Remember co-ops from earlier in the course? Cooperative apartments (co-ops) are owned by a corporation, so buyers don’t receive a deed when they purchase a cooperative apartment.
Instead, the buyer is technically buying shares of the cooperative. These shares are considered personal property, not real property. And through buying the shares, the buyer is given a proprietary lease to the apartment. Because the buyer of a cooperative apartment isn’t buying real property, they won’t use a mortgage for financing.
Uniform Commercial Code
Instead, the buyer takes out a loan regulated by the Uniform Commercial Code, which is a uniform act (a state law enacted by all 50 states) that regulates the sale or transfer of personal property.
Flip Tax
The purchase contract for a cooperative apartment will include much of the same information as a regular real estate purchase contract. There might be some additional charges outlined in the contract, including a flip tax. The flip tax is a fee paid by a seller during a housing co-op transaction.
Board Approval
One of the most important differences is that purchasing cooperative shares requires the approval of the corporation. So the purchase contract includes a section detailing what the buyer must do if they hope to gain the corporation’s approval (usually called “board approval”). Often this includes personal interviews and references. 🤝
Co-op Purchase Contract
There are special contracts used for the purchase of condominiums, as well. Since there are common areas and other specific features to account for, a condominium purchase contract will include provisions that address this. A condominium contract needs to be specific about what the buyer will own, won’t own, and will co-own with their neighbors in the complex.
Right of First Refusal
Another subject you may see on a condo contract is the “right of first refusal.” With condominium sales, the condominium association has this right. This means that if the owner of a condo decides to sell their unit, the association has the first chance to buy or lease it. The condo association might want to buy the property for various reasons, whether it’s to convert it to the superintendent’s apartment or to make it an office for the association.
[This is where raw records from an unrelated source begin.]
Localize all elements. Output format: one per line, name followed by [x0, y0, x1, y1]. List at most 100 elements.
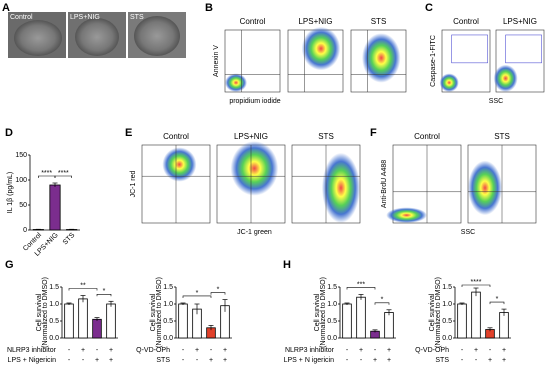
y-axis-label: Anti-BrdU A488	[381, 160, 388, 208]
plot-label: LPS+NIG	[298, 17, 332, 26]
bar	[356, 296, 366, 339]
y-tick-label: 0.5	[163, 318, 173, 325]
cell	[134, 16, 180, 56]
significance-label: *	[196, 290, 199, 297]
condition-mark: +	[474, 347, 478, 354]
condition-mark: -	[461, 347, 464, 354]
y-tick-label: 0.5	[49, 318, 59, 325]
condition-mark: +	[387, 357, 391, 364]
x-axis-label: JC-1 green	[237, 229, 272, 236]
condition-mark: -	[475, 357, 478, 364]
y-tick-label: 1.0	[327, 301, 337, 308]
condition-mark: +	[209, 357, 213, 364]
y-tick-label: 0	[23, 227, 27, 234]
panel-a: A Control LPS+NIG STS	[2, 2, 186, 58]
y-axis-label: Cell survival	[150, 293, 157, 331]
condition-mark: +	[502, 357, 506, 364]
density-cloud	[301, 26, 341, 71]
panel-letter: G	[5, 259, 14, 271]
y-tick-label: 1.5	[163, 284, 173, 291]
density-cloud	[386, 207, 427, 223]
significance-bracket	[96, 293, 112, 297]
y-axis-label: Caspase-1-FITC	[430, 35, 437, 87]
significance-bracket	[489, 301, 505, 305]
bar	[106, 303, 116, 339]
x-axis-label: SSC	[489, 98, 503, 105]
condition-mark: -	[461, 357, 464, 364]
bar	[471, 291, 481, 339]
y-tick-label: 1.5	[327, 284, 337, 291]
significance-bracket	[346, 287, 376, 290]
y-tick-label: 50	[19, 202, 27, 209]
panel-letter: A	[2, 2, 10, 14]
condition-mark: +	[373, 357, 377, 364]
condition-mark: -	[68, 347, 71, 354]
y-tick-label: 0.5	[442, 318, 452, 325]
significance-bracket	[54, 175, 72, 178]
significance-label: **	[80, 282, 86, 289]
gate	[451, 34, 488, 64]
plot-label: Control	[453, 17, 479, 26]
bar	[499, 312, 509, 339]
y-axis-label: Cell survival	[429, 293, 436, 331]
significance-bracket	[374, 302, 390, 305]
y-tick-label: 150	[15, 152, 27, 159]
condition-label: Q-VD-OPh	[415, 347, 449, 354]
y-axis-label: Cell survival	[314, 293, 321, 331]
bar	[457, 303, 467, 339]
cell	[14, 20, 62, 56]
y-tick-label: 0.0	[49, 335, 59, 342]
y-tick-label: 1.0	[49, 301, 59, 308]
density-cloud	[225, 73, 247, 92]
significance-bracket	[210, 292, 226, 295]
density-cloud	[439, 73, 459, 92]
y-axis-label: (Normalized to DMSO)	[435, 277, 442, 348]
y-axis-label: JC-1 red	[130, 170, 137, 197]
bar	[92, 318, 102, 339]
bar	[342, 303, 352, 339]
plot-label: STS	[494, 132, 510, 141]
condition-mark: +	[488, 357, 492, 364]
y-axis-label: Cell survival	[36, 293, 43, 331]
y-tick-label: 0.5	[327, 318, 337, 325]
condition-mark: -	[182, 347, 185, 354]
bar	[384, 312, 394, 339]
condition-mark: -	[82, 357, 85, 364]
condition-mark: -	[374, 347, 377, 354]
y-axis-label: (Normalized to DMSO)	[42, 277, 49, 348]
condition-mark: +	[95, 357, 99, 364]
significance-label: ****	[58, 170, 69, 177]
panel-letter: D	[5, 127, 13, 139]
y-tick-label: 100	[15, 177, 27, 184]
cell	[75, 18, 119, 56]
panel-letter: H	[283, 259, 291, 271]
y-tick-label: 0.0	[327, 335, 337, 342]
bar	[49, 184, 61, 231]
bar	[178, 303, 188, 339]
condition-mark: -	[489, 347, 492, 354]
condition-label: STS	[156, 357, 170, 364]
condition-mark: -	[182, 357, 185, 364]
density-cloud	[468, 160, 502, 216]
flow-panels: B C D E F G H	[5, 2, 433, 271]
gate	[505, 34, 542, 64]
condition-label: STS	[435, 357, 449, 364]
significance-label: ****	[41, 170, 52, 177]
x-tick-label: STS	[62, 232, 77, 247]
condition-mark: +	[502, 347, 506, 354]
condition-mark: +	[359, 347, 363, 354]
condition-mark: -	[210, 347, 213, 354]
condition-mark: -	[346, 357, 349, 364]
plot-label: LPS+NIG	[234, 132, 268, 141]
bar	[78, 298, 88, 339]
condition-mark: -	[68, 357, 71, 364]
significance-bracket	[182, 295, 212, 298]
x-axis-label: SSC	[461, 229, 475, 236]
panel-letter: B	[205, 2, 213, 14]
image-label: STS	[130, 14, 144, 21]
significance-label: *	[496, 296, 499, 303]
plot-label: Control	[240, 17, 266, 26]
plot-label: Control	[414, 132, 440, 141]
condition-label: NLRP3 inhibitor	[285, 347, 335, 354]
condition-mark: +	[195, 347, 199, 354]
The right of first refusal doesn’t specify a sales price. It just says that the right holder can match any acceptable offer that comes in during a negotiated period of time. That time period and any fee charged for the right of first refusal are negotiable. If a seller’s property is subject to a right of first refusal, they have to notify interested buyers of this fact.
Condominium Purchase Contract
Speaking of condos, I want to mention the letter of intent. We talked about these before, but let’s reframe them in the context of condos.
The sponsor of a condo project may ask a prospective buyer to sign one. The letter of intent signifies an agreement to do business together, but is not binding. Often, a buyer signs the letter when they want to reserve a specific unit.
Benefits for Both Seller and Developer
A letter of intent shows the seller that the buyer is willing to enter a transaction. Meanwhile, a developer can show letters of intent to their lender to persuade the lender to fund the development. Lots of letters of intent show the lender that the development is not a financial risk.
Right of First Refusal
After submitting the letter of intent, the potential buyer will put down an initial deposit and have the right of first refusal. In this context, it’s the buyer who gets first dibs on buying the unit before it can be offered to anyone else. From there, the buyer has two options:
Terminate the agreement and get their deposit returned
Move forward with the sale and sign a binding contract
The actual contract will be more detailed than the letter of intent.